Justin Schwartz jkschw at hotmail.com
Wed Sep 26 08:17:04 PDT 2001


So your view, Nathan, is that only rational acts are foreseeable? "He has has no children," as MacDuff says. Nathan, you are losing your usual good sense here. I'm probably the boggest fan of rational choice theory left on this list, now that Brad is gone, but even I think that irrational acts can be foreseeable in general. If you limit your goals to preventing only foreseeable in the sense of rational responses, your goals are too limited.

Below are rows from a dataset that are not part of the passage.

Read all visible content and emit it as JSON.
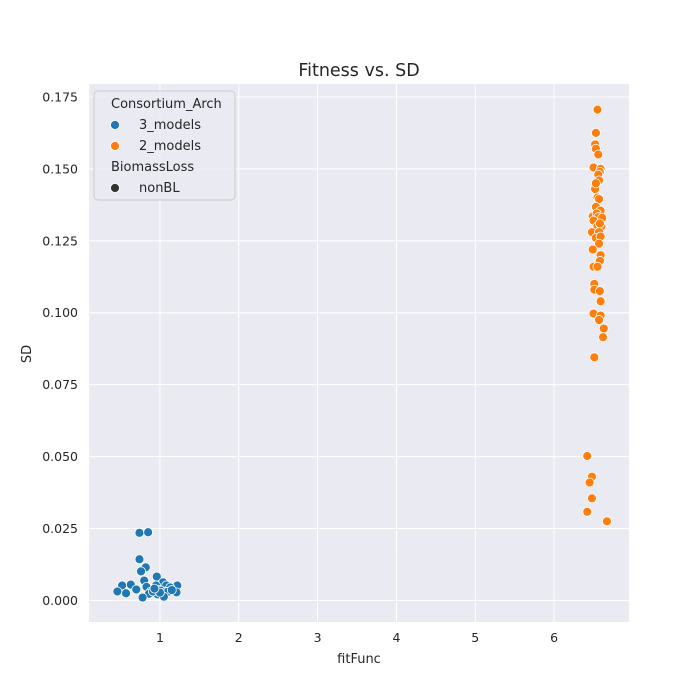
{
  "chart_data": {
    "type": "scatter",
    "title": "Fitness vs. SD",
    "xlabel": "fitFunc",
    "ylabel": "SD",
    "xlim": [
      0.1,
      6.95
    ],
    "ylim": [
      -0.0075,
      0.1795
    ],
    "xticks": [
      1,
      2,
      3,
      4,
      5,
      6
    ],
    "yticks": [
      0.0,
      0.025,
      0.05,
      0.075,
      0.1,
      0.125,
      0.15,
      0.175
    ],
    "ytick_labels": [
      "0.000",
      "0.025",
      "0.050",
      "0.075",
      "0.100",
      "0.125",
      "0.150",
      "0.175"
    ],
    "grid": true,
    "legend": {
      "placement": "top-left",
      "hue_title": "Consortium_Arch",
      "style_title": "BiomassLoss",
      "style_entry": "nonBL"
    },
    "series": [
      {
        "name": "3_models",
        "color": "#1f77b4",
        "points": [
          [
            0.74,
            0.0235
          ],
          [
            0.85,
            0.0237
          ],
          [
            0.74,
            0.0143
          ],
          [
            0.82,
            0.0115
          ],
          [
            0.76,
            0.0101
          ],
          [
            0.96,
            0.0083
          ],
          [
            0.8,
            0.0069
          ],
          [
            1.04,
            0.0063
          ],
          [
            0.63,
            0.0055
          ],
          [
            0.52,
            0.0052
          ],
          [
            0.95,
            0.0052
          ],
          [
            1.08,
            0.0052
          ],
          [
            1.22,
            0.0052
          ],
          [
            0.83,
            0.0047
          ],
          [
            1.13,
            0.0045
          ],
          [
            0.7,
            0.0038
          ],
          [
            0.98,
            0.0037
          ],
          [
            1.02,
            0.0034
          ],
          [
            0.46,
            0.0031
          ],
          [
            0.88,
            0.003
          ],
          [
            1.07,
            0.003
          ],
          [
            1.1,
            0.003
          ],
          [
            1.21,
            0.0028
          ],
          [
            0.57,
            0.0025
          ],
          [
            0.86,
            0.0023
          ],
          [
            0.97,
            0.0021
          ],
          [
            1.05,
            0.0013
          ],
          [
            0.78,
            0.001
          ],
          [
            0.91,
            0.0031
          ],
          [
            1.0,
            0.0027
          ],
          [
            1.15,
            0.0036
          ],
          [
            0.93,
            0.0041
          ]
        ]
      },
      {
        "name": "2_models",
        "color": "#ff7f0e",
        "points": [
          [
            6.55,
            0.1706
          ],
          [
            6.53,
            0.1625
          ],
          [
            6.52,
            0.1585
          ],
          [
            6.53,
            0.157
          ],
          [
            6.56,
            0.155
          ],
          [
            6.5,
            0.1505
          ],
          [
            6.59,
            0.15
          ],
          [
            6.58,
            0.149
          ],
          [
            6.56,
            0.148
          ],
          [
            6.57,
            0.146
          ],
          [
            6.52,
            0.143
          ],
          [
            6.53,
            0.145
          ],
          [
            6.55,
            0.14
          ],
          [
            6.57,
            0.1395
          ],
          [
            6.53,
            0.1368
          ],
          [
            6.59,
            0.1355
          ],
          [
            6.49,
            0.1335
          ],
          [
            6.54,
            0.1345
          ],
          [
            6.56,
            0.1332
          ],
          [
            6.61,
            0.133
          ],
          [
            6.5,
            0.132
          ],
          [
            6.55,
            0.13
          ],
          [
            6.6,
            0.13
          ],
          [
            6.58,
            0.131
          ],
          [
            6.48,
            0.128
          ],
          [
            6.57,
            0.128
          ],
          [
            6.53,
            0.126
          ],
          [
            6.59,
            0.1265
          ],
          [
            6.57,
            0.124
          ],
          [
            6.49,
            0.122
          ],
          [
            6.59,
            0.12
          ],
          [
            6.58,
            0.118
          ],
          [
            6.5,
            0.116
          ],
          [
            6.55,
            0.116
          ],
          [
            6.51,
            0.11
          ],
          [
            6.51,
            0.108
          ],
          [
            6.58,
            0.1075
          ],
          [
            6.59,
            0.104
          ],
          [
            6.5,
            0.0997
          ],
          [
            6.59,
            0.099
          ],
          [
            6.57,
            0.0975
          ],
          [
            6.63,
            0.0945
          ],
          [
            6.62,
            0.0915
          ],
          [
            6.51,
            0.0845
          ],
          [
            6.42,
            0.0502
          ],
          [
            6.48,
            0.043
          ],
          [
            6.45,
            0.041
          ],
          [
            6.48,
            0.0355
          ],
          [
            6.42,
            0.0308
          ],
          [
            6.67,
            0.0275
          ]
        ]
      }
    ]
  }
}
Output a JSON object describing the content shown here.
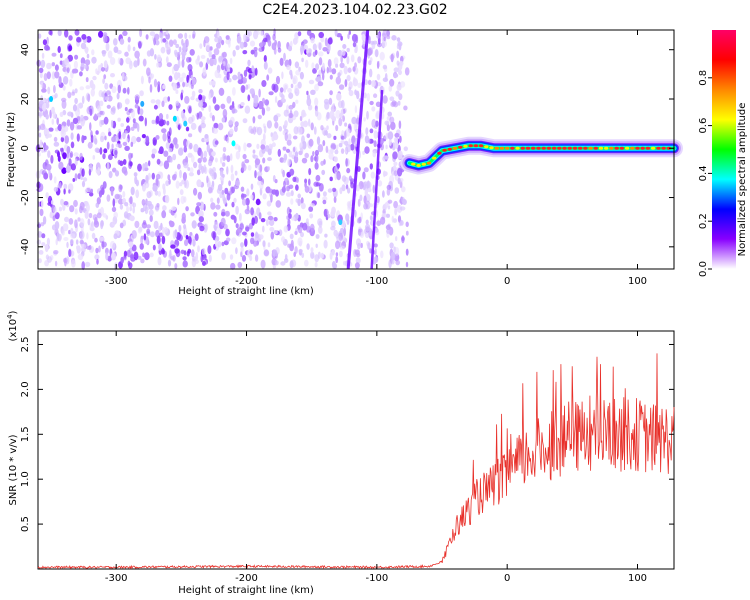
{
  "title": "C2E4.2023.104.02.23.G02",
  "chart_data": [
    {
      "type": "heatmap",
      "xlabel": "Height of straight line (km)",
      "ylabel": "Frequency (Hz)",
      "xlim": [
        -360,
        128
      ],
      "ylim": [
        -49,
        48
      ],
      "xticks": [
        -300,
        -200,
        -100,
        0,
        100
      ],
      "yticks": [
        -40,
        -20,
        0,
        20,
        40
      ],
      "grid": false,
      "colorbar": {
        "label": "Normalized spectral amplitude",
        "range": [
          0,
          1
        ],
        "ticks": [
          "0.0",
          "0.2",
          "0.4",
          "0.6",
          "0.8"
        ],
        "colors": [
          "#ffffff",
          "#8800ff",
          "#0000ff",
          "#00ffff",
          "#00ff00",
          "#ffff00",
          "#ff8800",
          "#ff0000",
          "#ff0066"
        ]
      },
      "noise_region_x": [
        -360,
        -75
      ],
      "signal_track": [
        {
          "x": -75,
          "y": -6
        },
        {
          "x": -68,
          "y": -7
        },
        {
          "x": -60,
          "y": -6
        },
        {
          "x": -50,
          "y": -1
        },
        {
          "x": -40,
          "y": 0
        },
        {
          "x": -30,
          "y": 1
        },
        {
          "x": -20,
          "y": 1
        },
        {
          "x": -10,
          "y": 0
        },
        {
          "x": 0,
          "y": 0
        },
        {
          "x": 20,
          "y": 0
        },
        {
          "x": 50,
          "y": 0
        },
        {
          "x": 80,
          "y": 0
        },
        {
          "x": 110,
          "y": 0
        },
        {
          "x": 128,
          "y": 0
        }
      ]
    },
    {
      "type": "line",
      "xlabel": "Height of straight line (km)",
      "ylabel": "SNR (10 * v/v)",
      "y_multiplier": "(x10",
      "y_multiplier_exp": "4",
      "y_multiplier_close": ")",
      "xlim": [
        -360,
        128
      ],
      "ylim": [
        0,
        2.65
      ],
      "xticks": [
        -300,
        -200,
        -100,
        0,
        100
      ],
      "yticks": [
        "0.5",
        "1.0",
        "1.5",
        "2.0",
        "2.5"
      ],
      "grid": false,
      "color": "#e8302a",
      "series": [
        {
          "x": [
            -360,
            -300,
            -200,
            -100,
            -60,
            -50,
            -45,
            -40,
            -35,
            -30,
            -25,
            -20,
            -15,
            -10,
            -5,
            0,
            5,
            10,
            20,
            30,
            40,
            50,
            60,
            70,
            80,
            90,
            100,
            110,
            120,
            128
          ],
          "values": [
            0.02,
            0.02,
            0.03,
            0.02,
            0.03,
            0.08,
            0.25,
            0.45,
            0.55,
            0.65,
            0.75,
            0.85,
            0.85,
            0.95,
            1.0,
            1.0,
            1.1,
            1.2,
            1.3,
            1.35,
            1.4,
            1.45,
            1.5,
            1.5,
            1.5,
            1.5,
            1.5,
            1.45,
            1.45,
            1.45
          ]
        }
      ]
    }
  ]
}
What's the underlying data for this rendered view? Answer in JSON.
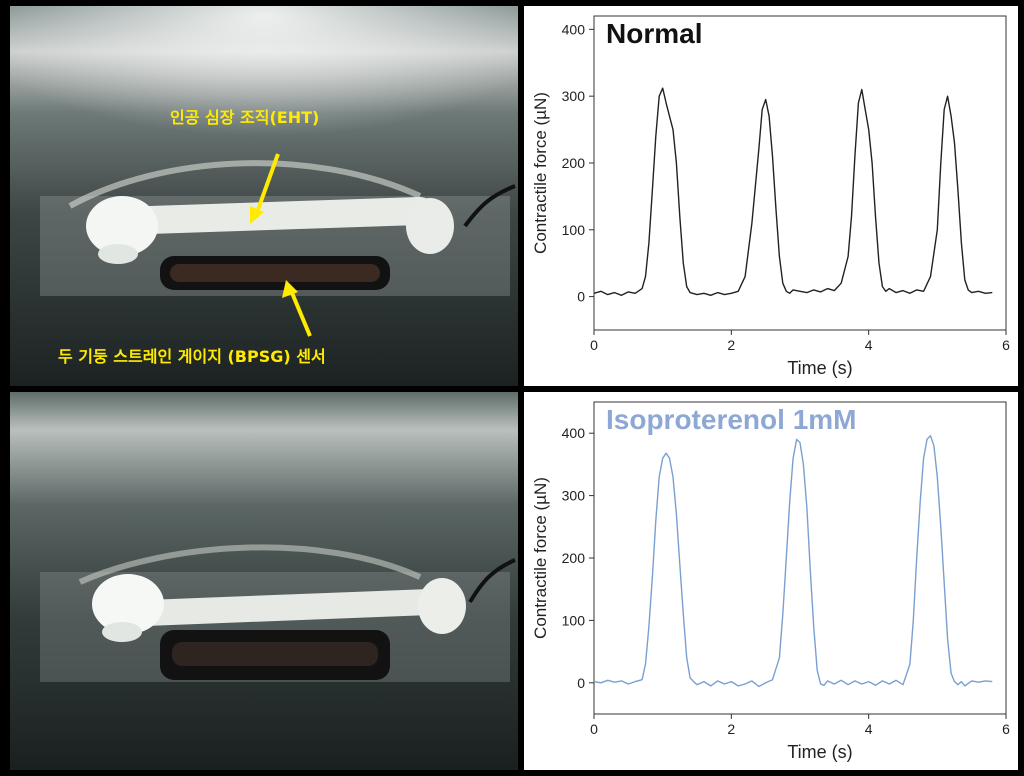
{
  "photo_top": {
    "label_eht": "인공 심장 조직(EHT)",
    "label_sensor": "두 기둥 스트레인 게이지 (BPSG) 센서",
    "label_color": "#ffea00"
  },
  "chart_data": [
    {
      "type": "line",
      "title": "Normal",
      "title_color": "#111111",
      "line_color": "#222222",
      "xlabel": "Time (s)",
      "ylabel": "Contractile force (µN)",
      "xlim": [
        0,
        6
      ],
      "ylim": [
        -50,
        420
      ],
      "xticks": [
        0,
        2,
        4,
        6
      ],
      "yticks": [
        0,
        100,
        200,
        300,
        400
      ],
      "grid": false,
      "series": [
        {
          "x": [
            0.0,
            0.1,
            0.2,
            0.3,
            0.4,
            0.5,
            0.6,
            0.7,
            0.75,
            0.8,
            0.85,
            0.9,
            0.95,
            1.0,
            1.05,
            1.1,
            1.15,
            1.2,
            1.25,
            1.3,
            1.35,
            1.4,
            1.5,
            1.6,
            1.7,
            1.8,
            1.9,
            2.0,
            2.1,
            2.2,
            2.3,
            2.4,
            2.45,
            2.5,
            2.55,
            2.6,
            2.65,
            2.7,
            2.75,
            2.8,
            2.85,
            2.9,
            3.0,
            3.1,
            3.2,
            3.3,
            3.4,
            3.5,
            3.6,
            3.7,
            3.75,
            3.8,
            3.85,
            3.9,
            3.95,
            4.0,
            4.05,
            4.1,
            4.15,
            4.2,
            4.25,
            4.3,
            4.4,
            4.5,
            4.6,
            4.7,
            4.8,
            4.9,
            5.0,
            5.05,
            5.1,
            5.15,
            5.2,
            5.25,
            5.3,
            5.35,
            5.4,
            5.45,
            5.5,
            5.6,
            5.7,
            5.8
          ],
          "y": [
            5,
            8,
            3,
            6,
            2,
            7,
            5,
            12,
            30,
            80,
            160,
            240,
            300,
            312,
            290,
            270,
            250,
            200,
            120,
            50,
            15,
            6,
            3,
            5,
            2,
            6,
            3,
            5,
            8,
            30,
            110,
            220,
            280,
            295,
            270,
            210,
            130,
            60,
            20,
            8,
            5,
            10,
            8,
            6,
            10,
            7,
            12,
            9,
            20,
            60,
            120,
            210,
            290,
            310,
            280,
            250,
            200,
            120,
            50,
            15,
            8,
            12,
            6,
            9,
            5,
            10,
            8,
            30,
            100,
            200,
            280,
            300,
            270,
            230,
            160,
            80,
            25,
            10,
            6,
            8,
            5,
            6
          ]
        }
      ]
    },
    {
      "type": "line",
      "title": "Isoproterenol 1mM",
      "title_color": "#8ea8d6",
      "line_color": "#7b9fd0",
      "xlabel": "Time (s)",
      "ylabel": "Contractile force (µN)",
      "xlim": [
        0,
        6
      ],
      "ylim": [
        -50,
        450
      ],
      "xticks": [
        0,
        2,
        4,
        6
      ],
      "yticks": [
        0,
        100,
        200,
        300,
        400
      ],
      "grid": false,
      "series": [
        {
          "x": [
            0.0,
            0.1,
            0.2,
            0.3,
            0.4,
            0.5,
            0.6,
            0.7,
            0.75,
            0.8,
            0.85,
            0.9,
            0.95,
            1.0,
            1.05,
            1.1,
            1.15,
            1.2,
            1.25,
            1.3,
            1.35,
            1.4,
            1.45,
            1.5,
            1.6,
            1.7,
            1.8,
            1.9,
            2.0,
            2.1,
            2.2,
            2.3,
            2.4,
            2.5,
            2.6,
            2.7,
            2.75,
            2.8,
            2.85,
            2.9,
            2.95,
            3.0,
            3.05,
            3.1,
            3.15,
            3.2,
            3.25,
            3.3,
            3.35,
            3.4,
            3.5,
            3.6,
            3.7,
            3.8,
            3.9,
            4.0,
            4.1,
            4.2,
            4.3,
            4.4,
            4.5,
            4.6,
            4.65,
            4.7,
            4.75,
            4.8,
            4.85,
            4.9,
            4.95,
            5.0,
            5.05,
            5.1,
            5.15,
            5.2,
            5.25,
            5.3,
            5.35,
            5.4,
            5.5,
            5.6,
            5.7,
            5.8
          ],
          "y": [
            2,
            0,
            4,
            1,
            3,
            -2,
            2,
            5,
            30,
            90,
            170,
            260,
            330,
            360,
            368,
            360,
            330,
            270,
            190,
            110,
            40,
            8,
            2,
            -3,
            2,
            -5,
            3,
            -2,
            2,
            -5,
            -2,
            3,
            -6,
            0,
            5,
            40,
            110,
            200,
            290,
            360,
            390,
            385,
            350,
            280,
            180,
            90,
            20,
            -2,
            -4,
            3,
            -2,
            4,
            -3,
            3,
            -2,
            2,
            -4,
            3,
            -2,
            4,
            -3,
            30,
            100,
            200,
            290,
            360,
            390,
            396,
            380,
            330,
            250,
            160,
            70,
            15,
            2,
            -3,
            2,
            -5,
            3,
            1,
            3,
            2
          ]
        }
      ]
    }
  ]
}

I find the middle paragraph below morally horrific, not only in its causual acceptance of killing without any semblance of due process, but in the easy identification of you-and me--with the policies that make bin Laden "our" tools to be used and, apparently, murdered afterwards. (In Polanski's film of MacBeth there's a nice non-Shakesparean bit where, having heard from the murderers ("There's blood upon thy face." "Tis BAnquo's, then." "Better thee without than he within."), MacBeth has them "paid" by being drwoned inthe moat. Polanski's point is that MacBeth is so crazed and corrupted at this point that he lacks even honor among murderers. Is that how you see us?

jks

this Sept 11 attack was irrational in serving almost any goal of
>counteracting US foreign policy and therefore was not a foreseeable result
>of that policy in any credible way.
>
>>
>You might think that if we prove that the US government had funded and
>promoted Bin Laden, people will see the obvious solution of not doing such
>things in the future. But an obvious alternative solution is to make sure
>we kill our tools when we are done with them. Just as rational. And has
>the advantage at the moment of being a solution to the problems we face
>NOW.
>
>As I've said, I find the causal explanations of Sept 11 pretty
>unpersuasive.
>I would prefer to concentrate on causal arguments of what we can do now to
>increase justice and prevent the FORESEEABLE events that may occur in the
>future. And convince the public that, for the unforeseeable events,
>sacrificing civil liberties won't help much on that score.